Mino fece scorrere lentamente il palmo della mano sul suo volto: 
 
«Lascia perdere...» 
 
E mentre loro due portavano avanti una discussione alquanto inutile, un biondino, posto in posizione defilata, vedeva ridipingersi sul viso un sorriso che era invece più che utile, per il suo benessere – e per quello altrui futuro – e la sua salute; e loro tutti erano riusciti a ridipingerlo quasi senza accorgersi di aver impugnato il pennello, che in realtà avevano adoperato davvero egregiamente. 
 
Non ci si accorge di quanto bene si fa agli altri senza neanche intenderlo, di quanta gioia si diffonde vivendo con semplicità ed essendo solamente se stessi. Senza sforzarsi, a volte, si possono raggiungere obiettivi che altri farebbero risaltare come grandi imprese, soltanto perché se li erano prefissati.  
 
Non stanchiamoci mai di elogiarci e ringraziarci per i sorrisi ed il bene che doniamo, ogni giorno nella nostra quotidianità, senza neppure volerlo, perché checché se ne dica... non rappresenta un atteggiamento di vanità, ma consapevolezza di essere parte integrante del bene di questo mondo. 
 
Neiv ruotava leggermente la testa a destra e a sinistra per constatare quanto fosse effettivamente cambiato il colore dell'area e dell'aria intorno a sé: una zona cupa e desolata, come era quella esterna all'immenso stadio, si trasformava tutto d'un tratto in uno di quei luoghi intrisi di magia e poesia, al pari dell'ermo colle di Leopardi. Ci sono luoghi, gesti, oggetti, segni... che perderanno il loro mero valore originale per acquisirne uno ben più speciale, quello dei ricordi a cui sono legati; ognuno lì già sapeva, o avrebbe poi scoperto, che quei pezzi d'asfalto, di plastica, di fibra sarebbero divenuti parte integrante della loro vita, così che ogni volta che li avrebbero osservati avrebbero potuto ripensare all'unicità di quella giornata. 
 
Ma quanto male si subisce senza notarlo? Perché è fondamentale non farsi notare: 
«Per quanto ancora dovremo sorbirci le pagliacciate degli allegri...» 
 
Paff! Un altro cinque che batte, sulla faccia stavolta. 
 
«Dannazione, devi smetterla di coprire quelle poche parole che arrivano! Zitto e ascolta, tutto può esserci utile.» 
 
«Cosa me ne faccio del...» 
 
«Ho detto zitto! L'esperto sono io e so io come lavorare. Tu limitati a fare ciò che ti dico io o giuro che ti faccio licenziare seduta stante, sei un dilettante e da tale ti devi comportare.» 
 
Ogni tanto lasciava trasparire il suo ego smisurato e il suo atteggiamento da vecchio lupo, ma riusciva comunque a mantenere sempre la calma col suo sottoposto, che nulla faceva per agevolargli il lavoro. 
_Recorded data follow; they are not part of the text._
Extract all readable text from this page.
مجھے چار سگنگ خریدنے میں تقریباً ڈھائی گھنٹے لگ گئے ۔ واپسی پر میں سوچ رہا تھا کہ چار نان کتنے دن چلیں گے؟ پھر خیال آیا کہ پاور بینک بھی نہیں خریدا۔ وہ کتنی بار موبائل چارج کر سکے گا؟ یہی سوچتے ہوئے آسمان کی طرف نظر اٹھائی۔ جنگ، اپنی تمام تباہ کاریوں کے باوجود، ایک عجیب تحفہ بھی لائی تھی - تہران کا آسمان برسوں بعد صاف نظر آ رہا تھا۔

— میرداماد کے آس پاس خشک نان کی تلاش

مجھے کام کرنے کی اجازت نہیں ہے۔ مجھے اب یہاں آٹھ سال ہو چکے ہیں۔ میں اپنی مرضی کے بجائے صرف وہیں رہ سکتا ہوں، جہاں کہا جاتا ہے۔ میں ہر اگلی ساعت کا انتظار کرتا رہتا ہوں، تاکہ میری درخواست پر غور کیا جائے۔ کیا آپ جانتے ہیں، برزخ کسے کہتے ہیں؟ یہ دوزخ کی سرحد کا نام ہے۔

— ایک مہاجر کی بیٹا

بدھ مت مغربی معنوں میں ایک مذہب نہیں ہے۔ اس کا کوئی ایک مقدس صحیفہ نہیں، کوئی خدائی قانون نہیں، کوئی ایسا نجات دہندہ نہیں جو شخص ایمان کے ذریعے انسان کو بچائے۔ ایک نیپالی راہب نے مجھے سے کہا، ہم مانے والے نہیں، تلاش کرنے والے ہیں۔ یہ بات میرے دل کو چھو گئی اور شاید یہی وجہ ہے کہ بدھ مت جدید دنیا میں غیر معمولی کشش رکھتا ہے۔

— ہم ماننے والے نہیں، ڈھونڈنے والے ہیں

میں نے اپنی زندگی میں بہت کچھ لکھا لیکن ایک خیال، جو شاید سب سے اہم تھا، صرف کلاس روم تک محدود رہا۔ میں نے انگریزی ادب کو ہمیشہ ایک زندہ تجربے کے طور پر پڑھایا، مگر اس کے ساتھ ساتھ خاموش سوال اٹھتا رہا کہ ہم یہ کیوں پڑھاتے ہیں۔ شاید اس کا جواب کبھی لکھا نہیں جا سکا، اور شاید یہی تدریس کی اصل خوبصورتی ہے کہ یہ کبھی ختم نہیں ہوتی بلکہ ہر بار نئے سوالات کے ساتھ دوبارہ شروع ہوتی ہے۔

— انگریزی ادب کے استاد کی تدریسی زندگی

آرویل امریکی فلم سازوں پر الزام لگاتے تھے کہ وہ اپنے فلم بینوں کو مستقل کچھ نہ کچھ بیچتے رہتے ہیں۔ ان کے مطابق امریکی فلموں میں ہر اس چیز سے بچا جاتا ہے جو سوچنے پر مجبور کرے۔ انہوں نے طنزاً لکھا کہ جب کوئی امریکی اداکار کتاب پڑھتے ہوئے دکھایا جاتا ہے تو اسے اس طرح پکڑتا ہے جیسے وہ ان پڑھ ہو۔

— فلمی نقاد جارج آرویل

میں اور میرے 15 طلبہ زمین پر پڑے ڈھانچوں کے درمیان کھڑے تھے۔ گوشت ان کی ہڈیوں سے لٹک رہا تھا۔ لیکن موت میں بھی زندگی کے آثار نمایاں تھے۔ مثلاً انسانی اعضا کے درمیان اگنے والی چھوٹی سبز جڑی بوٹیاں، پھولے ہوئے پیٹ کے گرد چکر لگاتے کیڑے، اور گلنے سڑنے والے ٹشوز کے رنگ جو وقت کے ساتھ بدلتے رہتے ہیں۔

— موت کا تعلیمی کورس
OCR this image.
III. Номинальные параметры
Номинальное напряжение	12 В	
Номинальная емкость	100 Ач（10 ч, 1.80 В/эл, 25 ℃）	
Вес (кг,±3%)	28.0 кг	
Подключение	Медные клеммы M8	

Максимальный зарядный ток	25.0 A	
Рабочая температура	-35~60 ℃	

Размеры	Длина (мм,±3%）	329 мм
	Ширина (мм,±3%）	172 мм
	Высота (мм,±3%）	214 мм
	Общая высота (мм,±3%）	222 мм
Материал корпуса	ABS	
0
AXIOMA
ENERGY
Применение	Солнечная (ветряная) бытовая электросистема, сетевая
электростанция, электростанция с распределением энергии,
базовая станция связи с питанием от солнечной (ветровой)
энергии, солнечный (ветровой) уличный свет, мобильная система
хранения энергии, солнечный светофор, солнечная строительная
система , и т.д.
«Secondo me dovremmo attaccarli subito direttamente, senza temporeggiare così tanto. Sai cosa intendo, vero?» 
 
«So benissimo cosa intendi, ma bisogna muoversi con cautela. Prima si capisce come agire, e poi si agisce. Questo non è un lavoro per ragazzini esaltati, se vuoi diventare come me allora devi prima imparare a lavorare con serietà, io da giovane non ho mai fatto di testa mia.» 
 
Adesso, invece, poteva illudersi di farlo; sono questi i vantaggi d'essere un gran veterano. 
 
… 
 
«Comunque, secondo me si vergogna solo di Giv, perché ne è...» 
 
Zadi avvertì il pericolo giusto in tempo, giusto in tempo per evitare il più grande imbarazzo della sua vita: 
 
«Ferma!», urlò. 
 
La bimba, divertita, si ammutolì. 
 
«Non provare a dire ciò che stavi per dire. Io so cosa stavi per dire.» 
 
Gord si intromise nuovamente nel dibattito: 
 
«Perché hai la coda di paglia.», aggiunse con tono saccente e tenendo l'indice alzato, manco fosse la bocca della verità. 
 
E nella sua inutilità generale, riuscì quantomeno a far uscire Zadi da quella fase di scarsa disinvoltura che poco le si addiceva, anche se era chiaro non fosse il suo reale intento. 
 
«Hey, voi due in coppia vi rivelate davvero letali. Ed io che pensavo di sapere tutto di Gord...» 
 
Fece prima un passo avanti, poi cominciò a scuotere leggermente la testa mentre mandava strane occhiate all'amico; distolse lo sguardo da lui e cominciò ad elencare le sue numerose "malefatte": 
 
«Le distrazioni durante i sorteggi, Sindi e Sand, la mortadella, il Dramma Drammatico...» 
 
E mentre lei proseguiva nello stilare la lista, i due consanguinei confabulavano tra loro: 
 
«Ma cosa sta dicendo?» 
 
«Cose vere, fratellone.» 
 
Zadi, avendo udito la discussione tra i due, arrestò il suo monologo, sollevata dall'idea che fosse tutto finito; ma, purtroppo per lei, fratello e sorella avevano ancora varie frecciate al loro arco: 
 
«… che servono per provare a cambiare argomento.» 
 
«Esatto, altrimenti si sentirebbe a disagio, perché vorrebbe fingere...» 
 
«Ma al cuor non si comanda!» 
 
Zadi, un po' indispettita, batteva il piede per terra... 
 
«Perché è un muscolo involontario.» 
 
«Fratellone, vuoi smetterla di rovinare i miei interrogatori con queste considerazioni buttate giù a caso?» 
 
...e, giunta al limite della sopportazione, decise di intromettersi: 
 
«Ma quali interrogatori? Cosa c'entrano adesso gli interrogatori? Ho un legame speciale con Giv e non mi vergogno affatto a dirlo.» 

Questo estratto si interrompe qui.